- Мама, расскажи мне о дедушке, - попросила Марта.
- Что же рассказать тебе, детка?
- Ну, что-нибудь, мам. Как в партизанах. Или как он бабушку арестовал.
Моя 14-летняя девица была по-прежнему чуткой и нежной бусинкой, несмотря на синие с прошлой недели волосы, цепи на шее, бёдрах, запястьях, и драные - умышленно - штаны.
Что ж рассказать тебе, солнце моё? Знаю ли я достаточно о человеке, который был мне отцом и ангелом-хранителем на протяжении тридцати двух лет? Что мне известно о нём? Довелось ли нам когда-нибудь просто сесть и поговорить обо всём на свете? Не как отец с дочерью, а как два взрослых человека?

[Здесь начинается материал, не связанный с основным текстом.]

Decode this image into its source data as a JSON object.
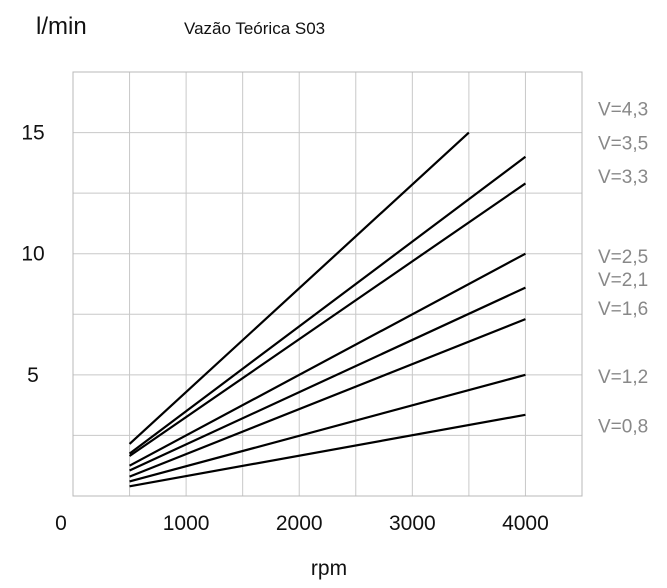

Мама часто, смеясь, рассказывала, как однажды, будучи ещё совсем маленькой, я описала нашу семью следующим образом: 'Мама у меня хорошая, а вот с папой нам не повезло'. Я-то сама этого не помню. Может, шлёпнул он меня тогда за какую-нибудь проказу, и я на него сердилась. Зато я хорошо помню другое. Его тихий спокойный голос. Наши совместные поездки в лес за грибами. 'Заячий хлеб' - недоеденный бутерброд - который он специально оставлял для меня и который я с нетерпением ожидала каждый раз, когда он приходил с работы. Походы в кино после детского сада с обязательно приготовленной для меня булочкой с изюмом. Он был для меня папой, просто папой. Я, по-моему, даже и не задумывалась о том, каким же он был человеком. Что я знала о его жизни 'до меня'? Очень мало. Мне бы мою сегодняшнюю мудрость лет двадцать назад! Я бы всё, что могла, узнала бы о нём, о его семье.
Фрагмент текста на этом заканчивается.